Wednesday, September 16, 2009

R.E.S.P.E.C.T: Find out what it means to me.........

Yes mam, No mam, Yes sir, No sir, please, thank you, your welcome, and even Mr. and Mrs. What do all of these phrases, terms, words have in common? They are all terms that signify some level of respect and kindness. Unfortunately, they are also terms that seem to be becoming obsolete. When I was a child, my grandparents would have skinned me alive if I didn't use these phrases. For example, my calling their next door neighbor Doris versus Mrs. Slaughter (no, really this was her name and believe me this was one woman you did not want to tangle with under any circumstance) pretty much ensured that not only was I going to get a lecture from the neighbor but a severe tanning on my backside from my grandmother. As a side note, let me just say that according to today's standards, I suffered darn near child abuse when I was smaller. Do you think I ever once seriously considered calling child protective services? That's right, say it with me people, Nooooooooo! If I did, I wouldn't be here typing this post today. Ok back to the blog, the past rash of rude behavior that has occurred in the last week has been painful to watch. Even sadder is that the actions of Serena Williams, Joe Wilson, and Kanye West are just a snapshot of the lack of respect that occurs every minute of every single day in this country.



Now, I believe in free speech just like the next person. I also believe that people are ultimately responsible for their own actions and will have to answer for them one day (more on that in another blog), but when your speech and actions infringe on someone else's civil liberties, then Houston, we have a problem! More importantly, the individuals named in the above paragraph are in the public eye which means our children are watching them. Therefore, what does it say to little "George" when Serena Williams is cursing out a judge in the middle of a game? Does "George" think it's ok to talk back to his teacher when something doesn't go his way at school? or is it ok to call the principle a jerk to his face because Joe Wilson called the president a liar? Ultimately, it is up to each individual parent to explain why such actions are wrong and to explain why they won't be tolerated. However, we aren't doing an overall good job of teaching and displaying respect to our children, and let me just say that this isn't a problem that lies along racial lines. I am just as disgusted by a young black teen who has his pants hanging down around his knees as I am by the young white teen who curses at his mother in the middle of the store.

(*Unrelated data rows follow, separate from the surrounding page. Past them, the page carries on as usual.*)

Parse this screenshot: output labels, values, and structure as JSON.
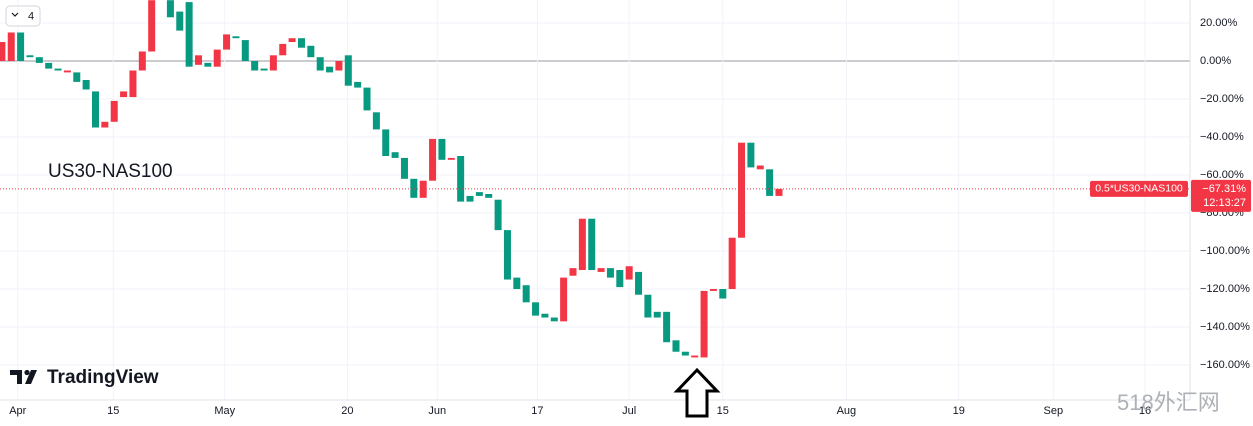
{
  "chart_data": {
    "type": "candlestick",
    "symbol_label": "US30-NAS100",
    "interval_badge": "4",
    "brand": "TradingView",
    "watermark": "518外汇网",
    "up_color": "#f23645",
    "down_color": "#089981",
    "categories": [
      null,
      null,
      null,
      null,
      null,
      null,
      null,
      null,
      null,
      null,
      null,
      null,
      null,
      null,
      null,
      null,
      null,
      null,
      null,
      null,
      null,
      null,
      null,
      null,
      null,
      null,
      null,
      null,
      null,
      null,
      null,
      null,
      null,
      null,
      null,
      null,
      null,
      null,
      null,
      null,
      null,
      null,
      null,
      null,
      null,
      null,
      null,
      null,
      null,
      null,
      null,
      null,
      null,
      null,
      null,
      null,
      null,
      null,
      null,
      null,
      null,
      null,
      null,
      null,
      null,
      null,
      null,
      null,
      null,
      null,
      null,
      null,
      null,
      null,
      null,
      null,
      null,
      null,
      null,
      null,
      null,
      null,
      null,
      null
    ],
    "open": [
      0,
      0,
      15,
      3,
      2,
      -1,
      -4,
      -6,
      -6,
      -10,
      -16,
      -35,
      -32,
      -19,
      -19,
      -5,
      5,
      null,
      32,
      26,
      31,
      -2,
      -1,
      -3,
      6,
      13,
      11,
      0,
      -4,
      -5,
      3,
      10,
      12,
      8,
      2,
      -3,
      -5,
      3,
      -11,
      -14,
      -27,
      -36,
      -48,
      -51,
      -62,
      -72,
      -63,
      -41,
      -52,
      -50,
      -71,
      -69,
      -70,
      -73,
      -89,
      -114,
      -118,
      -127,
      -133,
      -135,
      -137,
      -113,
      -110,
      -83,
      -111,
      -109,
      -110,
      -115,
      -111,
      -123,
      -132,
      -132,
      -147,
      -153,
      -156,
      -156,
      -121,
      -120,
      -120,
      -93,
      -43,
      -57,
      -57,
      -71
    ],
    "close": [
      10,
      15,
      0,
      2,
      -1,
      -4,
      -5,
      -5,
      -11,
      -15,
      -35,
      -32,
      -21,
      -16,
      -5,
      5,
      32,
      null,
      23,
      16,
      -3,
      3,
      -3,
      6,
      14,
      12,
      0,
      -5,
      -5,
      3,
      9,
      12,
      7,
      2,
      -5,
      -6,
      0,
      -13,
      -14,
      -26,
      -36,
      -50,
      -51,
      -62,
      -72,
      -63,
      -41,
      -52,
      -51,
      -74,
      -74,
      -71,
      -72,
      -89,
      -115,
      -120,
      -127,
      -134,
      -135,
      -137,
      -114,
      -109,
      -83,
      -110,
      -109,
      -114,
      -119,
      -108,
      -123,
      -135,
      -135,
      -148,
      -153,
      -155,
      -155,
      -121,
      -120,
      -125,
      -93,
      -43,
      -56,
      -55,
      -71,
      -67.31
    ],
    "xlim": [
      -0.2,
      126.9
    ],
    "xticks": [
      {
        "value": 1.7,
        "label": "Apr"
      },
      {
        "value": 11.9,
        "label": "15"
      },
      {
        "value": 23.8,
        "label": "May"
      },
      {
        "value": 36.9,
        "label": "20"
      },
      {
        "value": 46.5,
        "label": "Jun"
      },
      {
        "value": 57.2,
        "label": "17"
      },
      {
        "value": 67.0,
        "label": "Jul"
      },
      {
        "value": 77.0,
        "label": "15"
      },
      {
        "value": 90.2,
        "label": "Aug"
      },
      {
        "value": 102.2,
        "label": "19"
      },
      {
        "value": 112.3,
        "label": "Sep"
      },
      {
        "value": 122.1,
        "label": "16"
      }
    ],
    "ylim": [
      -178.4,
      32.1
    ],
    "yticks": [
      {
        "value": 20,
        "label": "20.00%"
      },
      {
        "value": 0,
        "label": "0.00%"
      },
      {
        "value": -20,
        "label": "−20.00%"
      },
      {
        "value": -40,
        "label": "−40.00%"
      },
      {
        "value": -60,
        "label": "−60.00%"
      },
      {
        "value": -80,
        "label": "−80.00%"
      },
      {
        "value": -100,
        "label": "−100.00%"
      },
      {
        "value": -120,
        "label": "−120.00%"
      },
      {
        "value": -140,
        "label": "−140.00%"
      },
      {
        "value": -160,
        "label": "−160.00%"
      }
    ],
    "grid": true,
    "price_tag": {
      "name": "0.5*US30-NAS100",
      "value": -67.31,
      "value_label": "−67.31%",
      "countdown": "12:13:27"
    }
  }
}
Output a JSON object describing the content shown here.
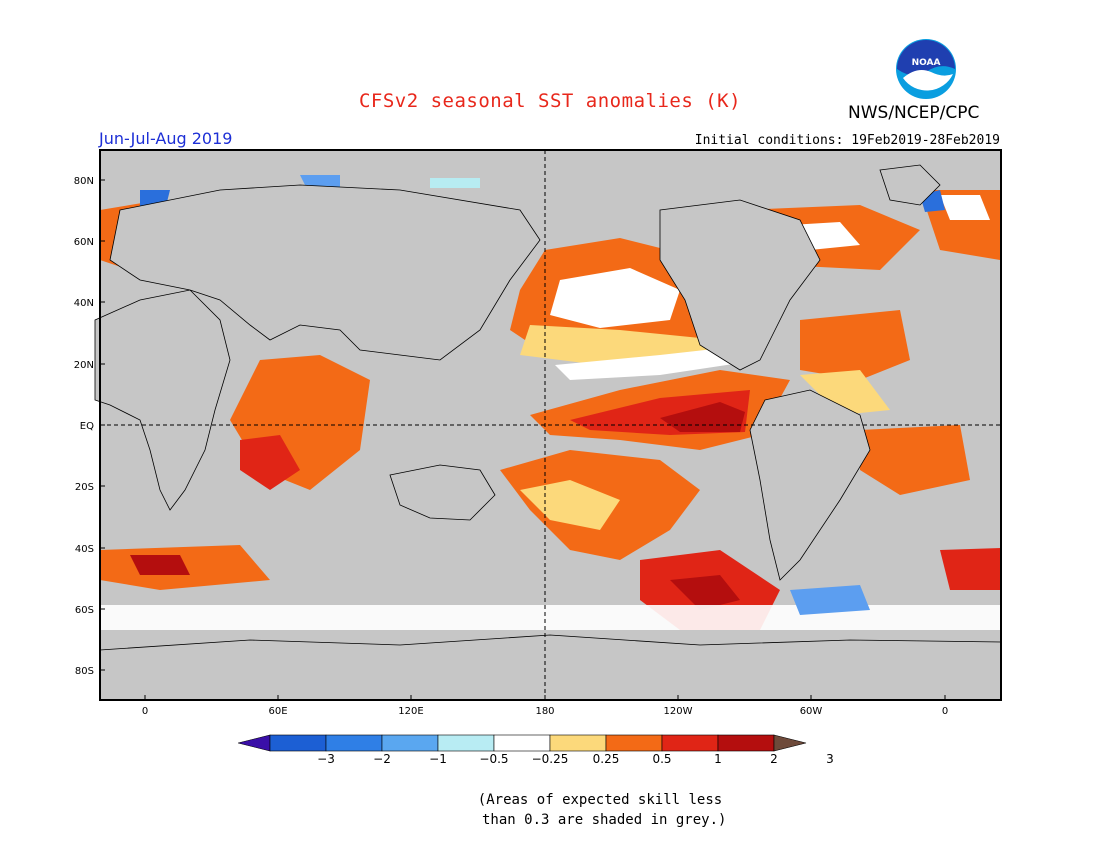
{
  "header": {
    "title": "CFSv2 seasonal SST anomalies (K)",
    "agency": "NWS/NCEP/CPC",
    "season": "Jun-Jul-Aug 2019",
    "initial_conditions": "Initial conditions: 19Feb2019-28Feb2019",
    "logo_text": "NOAA"
  },
  "map": {
    "lat_labels": [
      "80N",
      "60N",
      "40N",
      "20N",
      "EQ",
      "20S",
      "40S",
      "60S",
      "80S"
    ],
    "lon_labels": [
      "0",
      "60E",
      "120E",
      "180",
      "120W",
      "60W",
      "0"
    ],
    "colors": {
      "ocean_grey": "#c6c6c6",
      "neutral": "#ffffff",
      "light_pos": "#fcd97b",
      "pos": "#f36a16",
      "strong_pos": "#e02516",
      "very_strong_pos": "#b40e0e",
      "light_neg": "#b7ecf2",
      "neg": "#5c9ef0",
      "strong_neg": "#2a6fdc"
    }
  },
  "colorbar": {
    "labels": [
      "−3",
      "−2",
      "−1",
      "−0.5",
      "−0.25",
      "0.25",
      "0.5",
      "1",
      "2",
      "3"
    ],
    "colors": [
      "#3a0fa8",
      "#1c5fd4",
      "#2f7fe6",
      "#5aa7f0",
      "#b8ecf3",
      "#ffffff",
      "#fcd97b",
      "#f36a16",
      "#e02516",
      "#b40e0e",
      "#6e4a3a"
    ]
  },
  "note": "(Areas of expected skill less\n than 0.3 are shaded in grey.)"
}
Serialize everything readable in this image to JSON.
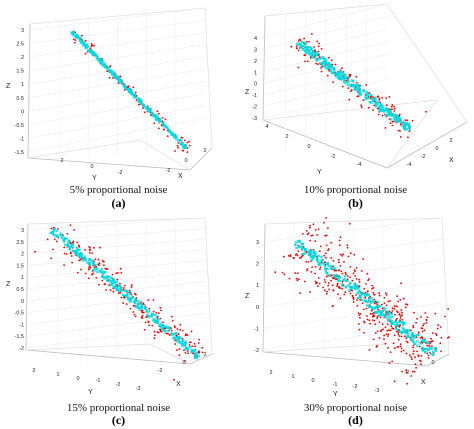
{
  "chart_data": [
    {
      "type": "scatter",
      "panel_label": "(a)",
      "caption": "5% proportional noise",
      "noise_fraction": 0.05,
      "view": "steep",
      "zlabel": "Z",
      "xlabel": "X",
      "ylabel": "Y",
      "z_ticks": [
        "3",
        "2.5",
        "2",
        "1.5",
        "1",
        "0.5",
        "0",
        "-0.5",
        "-1",
        "-1.5"
      ],
      "x_ticks": [
        "-2",
        "0",
        "2"
      ],
      "y_ticks": [
        "2",
        "0",
        "-2"
      ],
      "zlim": [
        -1.5,
        3
      ],
      "series": [
        {
          "color": "#00d8e0",
          "marker": "x",
          "values": "clean line through the data cloud"
        },
        {
          "color": "#e00000",
          "marker": "dot",
          "values": "noisy points"
        }
      ]
    },
    {
      "type": "scatter",
      "panel_label": "(b)",
      "caption": "10% proportional noise",
      "noise_fraction": 0.1,
      "view": "oblique",
      "zlabel": "Z",
      "xlabel": "X",
      "ylabel": "Y",
      "z_ticks": [
        "4",
        "3",
        "2",
        "1",
        "0",
        "-1",
        "-2",
        "-3"
      ],
      "x_ticks": [
        "-4",
        "-2",
        "0",
        "2"
      ],
      "y_ticks": [
        "4",
        "2",
        "0",
        "-2",
        "-4"
      ],
      "zlim": [
        -3,
        4
      ],
      "series": [
        {
          "color": "#00d8e0",
          "marker": "x"
        },
        {
          "color": "#e00000",
          "marker": "dot"
        }
      ]
    },
    {
      "type": "scatter",
      "panel_label": "(c)",
      "caption": "15% proportional noise",
      "noise_fraction": 0.15,
      "view": "steep",
      "zlabel": "Z",
      "xlabel": "X",
      "ylabel": "Y",
      "z_ticks": [
        "3",
        "2.5",
        "2",
        "1.5",
        "1",
        "0.5",
        "0",
        "-0.5",
        "-1",
        "-1.5",
        "-2"
      ],
      "x_ticks": [
        "-2",
        "0",
        "2"
      ],
      "y_ticks": [
        "2",
        "1",
        "0",
        "-1",
        "-2",
        "-3"
      ],
      "zlim": [
        -2,
        3
      ],
      "series": [
        {
          "color": "#00d8e0",
          "marker": "x"
        },
        {
          "color": "#e00000",
          "marker": "dot"
        }
      ]
    },
    {
      "type": "scatter",
      "panel_label": "(d)",
      "caption": "30% proportional noise",
      "noise_fraction": 0.3,
      "view": "steep",
      "zlabel": "Z",
      "xlabel": "X",
      "ylabel": "Y",
      "z_ticks": [
        "3",
        "2",
        "1",
        "0",
        "-1",
        "-2"
      ],
      "x_ticks": [
        "-2",
        "0"
      ],
      "y_ticks": [
        "2",
        "1",
        "0",
        "-1",
        "-2",
        "-3"
      ],
      "zlim": [
        -2,
        3
      ],
      "series": [
        {
          "color": "#00d8e0",
          "marker": "x"
        },
        {
          "color": "#e00000",
          "marker": "dot"
        }
      ]
    }
  ]
}
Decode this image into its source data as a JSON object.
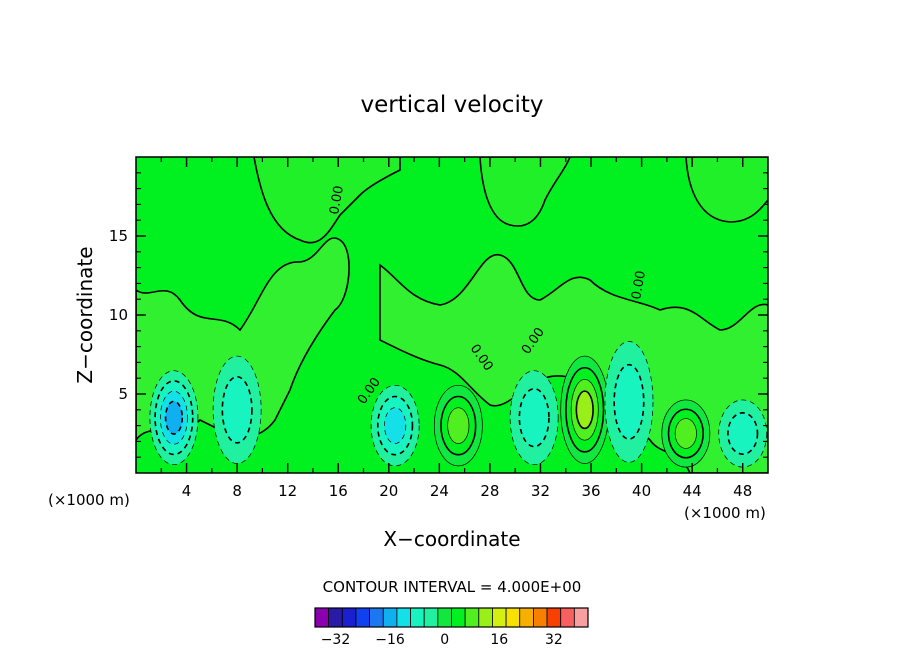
{
  "chart_data": {
    "type": "heatmap",
    "title": "vertical velocity",
    "xlabel": "X−coordinate",
    "ylabel": "Z−coordinate",
    "x_unit_left": "(×1000 m)",
    "x_unit_right": "(×1000 m)",
    "xlim": [
      0,
      50
    ],
    "ylim": [
      0,
      20
    ],
    "x_ticks": [
      4,
      8,
      12,
      16,
      20,
      24,
      28,
      32,
      36,
      40,
      44,
      48
    ],
    "y_ticks": [
      5,
      10,
      15
    ],
    "contour_note": "CONTOUR INTERVAL = 4.000E+00",
    "colorbar_ticks": [
      -32,
      -16,
      0,
      16,
      32
    ],
    "colorbar_levels": [
      -36,
      -32,
      -28,
      -24,
      -20,
      -16,
      -12,
      -8,
      -4,
      0,
      4,
      8,
      12,
      16,
      20,
      24,
      28,
      32,
      36,
      40
    ],
    "colorbar_colors": [
      "#8a00b0",
      "#2a1aa8",
      "#1a20d0",
      "#1040f0",
      "#1c78f0",
      "#10b0f0",
      "#14e0e8",
      "#18f4c0",
      "#20f0a0",
      "#10e840",
      "#00f020",
      "#50f020",
      "#98f018",
      "#d4f010",
      "#f8e000",
      "#f8b000",
      "#f88000",
      "#f84000",
      "#f86060",
      "#f8a0a0"
    ],
    "contour_labels": [
      "0.00",
      "0.00",
      "0.00",
      "0.00",
      "0.00"
    ],
    "cells": [
      {
        "x": 3,
        "z": 3.5,
        "w": -14
      },
      {
        "x": 8,
        "z": 4,
        "w": -6
      },
      {
        "x": 20.5,
        "z": 3,
        "w": -10
      },
      {
        "x": 25.5,
        "z": 3,
        "w": 9
      },
      {
        "x": 31.5,
        "z": 3.5,
        "w": -5
      },
      {
        "x": 35.5,
        "z": 4,
        "w": 15
      },
      {
        "x": 39,
        "z": 4.5,
        "w": -7
      },
      {
        "x": 43.5,
        "z": 2.5,
        "w": 9
      },
      {
        "x": 48,
        "z": 2.5,
        "w": -6
      }
    ]
  }
}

I look at the different generations around me including my own, and I often ask myself the question: who got it right? I can't help but think that the people in my parent's generation (Baby Boomers) lost their way when it comes to this whole idea of teaching respect (I am not saying each and every last Baby Boomer got it wrong, only the generation as a whole). In my earlier example, I said my grandparent's would have meted out punishment for my apparent lack of disrespect. You see, in my grandparent's generation calling an elder by his/her first name was offensive. My parents also didn't tolerate a lack of respect. However, for the Baby Boomers, I often feel like it was more about not being embarrassed by the fact that their children lacked manners. It was more about how other people saw them as parents. Our grandparents didn't care as much about how other people saw them (although, ultimately no one wanted to be the topic of gossip at the church bake sale or fish fry); they cared more about how we saw other people. Ultimately the question for them was: did we understand that we were not then nor would we ever be on our elders level? Baby Boomers were wonderful parents in that they were able to give their children so much more than they themselves ever had, yet in some ways so many of us in generation X and Y received so much less.



I think our grandparents had it right, and I think that it is time that we take some things back old school. My room mate often teases me about being "old" in my dealings with younger people. Although I am only 31, I don't expect those under 18 (and depending upon mental maturity, 21) to address me by my first name. I don't expect for your pants to be hanging off your behind when you are talking to me. I expect to hear a thank you when I have done something for you. I don't require young people to address me as "mam" when speaking to me, but I won't give a long lecture about how I'm too young to be addressed as "mam" if they do say it to me (your personal insecurities about your age should not be a reason to chastise young people who are trying to do the right thing and show a little respect). Bottom line, they need to understand that they are not on our level. Most importantly, we have to work on being the examples for our children when it comes to this issue of respect. We are all a work in progress when it comes to setting the example, but I believe that there are signs that my generation may be waking up, smelling the coffee, and starting anew which gives me hope for the next generation. Ultimately in my opinion, the greatest gift that we can give our children besides faith and education is a value system and a sense of self worth. It is not good people, the latest phone, car or video system.